I guess it was the idea of a regular paycheck, at least for our mama, that made him seem appealing. When he proposed marriage to her he promised Mama that she and her two boys would never go hungry and he told her that he loved her more than any man ever could.
But that wasn't true. Our daddy loved Mama, loved her more than life itself and more than Everett ever would. Daddy had been an electrician, his father one before him, and between the two of them they had installed almost every power box and length of wire on the island since early 1942. Daddy took on the family business after granddaddy's death which was a few years before I was even born; he eked out a living for us by taking care of whatever electrical services were needed on the island. Mama arrived from the mainland in 1965 fresh from high school for a job at the newspaper as a typesetter. Her uncle was a newspaper man and had known Edwin Barstow, the editor of 'The Island Press', for some time. She'd had a strong leaning towards books and writing ever since she was a child and seemed a natural at the newspaper. She had even hoped of becoming a respected reporter someday just as her father had been. The two of them, my daddy and my mama, met at Harlow's Grocery on Main Street her first week in town when they both reached for the same filet in the cooler by the checkout.
They both laughed at the absurdity and their romance began that summer. Soon they dashed off to the mainland, scooting around the country in a little brown and white bowler trailer towed behind Granddaddy's old Buick. Mama's eyes used to light up when she'd tell Simon and me that story and we loved listening every single time she told it.

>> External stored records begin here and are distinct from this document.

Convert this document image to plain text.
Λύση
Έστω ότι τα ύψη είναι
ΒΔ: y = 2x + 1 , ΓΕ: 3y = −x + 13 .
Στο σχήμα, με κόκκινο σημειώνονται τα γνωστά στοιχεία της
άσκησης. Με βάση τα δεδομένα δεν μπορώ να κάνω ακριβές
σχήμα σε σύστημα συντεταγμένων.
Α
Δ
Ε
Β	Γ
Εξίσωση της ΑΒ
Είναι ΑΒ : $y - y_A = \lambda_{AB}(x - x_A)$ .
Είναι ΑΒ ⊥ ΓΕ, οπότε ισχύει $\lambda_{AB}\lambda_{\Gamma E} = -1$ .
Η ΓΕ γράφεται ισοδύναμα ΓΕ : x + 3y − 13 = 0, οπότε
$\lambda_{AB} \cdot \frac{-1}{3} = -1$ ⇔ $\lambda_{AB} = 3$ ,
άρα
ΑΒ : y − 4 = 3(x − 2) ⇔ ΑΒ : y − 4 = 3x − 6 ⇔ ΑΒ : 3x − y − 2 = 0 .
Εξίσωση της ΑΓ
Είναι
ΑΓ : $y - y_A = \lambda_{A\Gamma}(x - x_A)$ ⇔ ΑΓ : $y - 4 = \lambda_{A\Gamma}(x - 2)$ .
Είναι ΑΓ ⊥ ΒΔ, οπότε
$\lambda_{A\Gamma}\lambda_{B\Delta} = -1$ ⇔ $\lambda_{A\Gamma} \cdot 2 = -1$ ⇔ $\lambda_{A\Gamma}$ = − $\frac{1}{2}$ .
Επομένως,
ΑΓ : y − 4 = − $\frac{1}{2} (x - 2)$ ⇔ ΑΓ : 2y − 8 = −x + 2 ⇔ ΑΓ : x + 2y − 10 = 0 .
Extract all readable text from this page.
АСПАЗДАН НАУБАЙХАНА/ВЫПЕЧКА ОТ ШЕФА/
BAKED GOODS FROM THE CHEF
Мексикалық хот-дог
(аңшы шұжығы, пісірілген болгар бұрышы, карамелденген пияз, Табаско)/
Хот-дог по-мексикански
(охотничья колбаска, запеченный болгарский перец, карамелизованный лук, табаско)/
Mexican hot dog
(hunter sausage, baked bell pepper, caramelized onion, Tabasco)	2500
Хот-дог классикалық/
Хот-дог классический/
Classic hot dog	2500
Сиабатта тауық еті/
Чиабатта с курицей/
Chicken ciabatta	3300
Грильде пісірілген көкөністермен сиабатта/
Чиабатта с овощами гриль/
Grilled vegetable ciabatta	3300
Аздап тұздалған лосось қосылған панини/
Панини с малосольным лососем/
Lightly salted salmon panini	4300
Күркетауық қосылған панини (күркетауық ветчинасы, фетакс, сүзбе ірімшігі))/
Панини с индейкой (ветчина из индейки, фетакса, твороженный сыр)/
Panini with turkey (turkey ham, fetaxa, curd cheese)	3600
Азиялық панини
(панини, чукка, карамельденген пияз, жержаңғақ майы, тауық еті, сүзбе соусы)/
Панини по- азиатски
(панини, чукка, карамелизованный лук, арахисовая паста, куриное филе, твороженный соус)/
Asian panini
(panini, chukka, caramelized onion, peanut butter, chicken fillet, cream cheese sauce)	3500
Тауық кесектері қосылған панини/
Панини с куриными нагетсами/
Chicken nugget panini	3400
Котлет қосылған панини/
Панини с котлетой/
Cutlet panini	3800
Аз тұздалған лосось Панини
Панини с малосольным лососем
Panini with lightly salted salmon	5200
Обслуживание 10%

Theirs was one of those movie loves, one of those unbreakable ones that you know will never burn out. I knew it even then, even when I was just a little kid. So, what Everett told her wasn't true. Although I can understand why she might have believed it to be at the time. He was awfully sincere for those first few months. And after Daddy had died she was in dire straits, I'll tell you that much. She didn't have any idea how she was going to make the payments on the small house that Daddy and her had bought before Simon was born. And keep us fed by herself. She was sick with
worry and sick with sorrow. The paper had closed down some years before, was replaced by a mainland gazette which was shipped over by boat in the afternoons, and our Mama had no experience in any other line of work. Other than cooking and cleaning, she had no other skills. And, with most everyone at bare wages from shipping and the fishing boats, scarcely anyone at all could afford to hire a cleaning lady. Along came Everett with his shined boots, slicked back hair, some flowers picked out of the neighbor's garden, and his regular paycheck from Ethan's. I guess that was almost all she needed.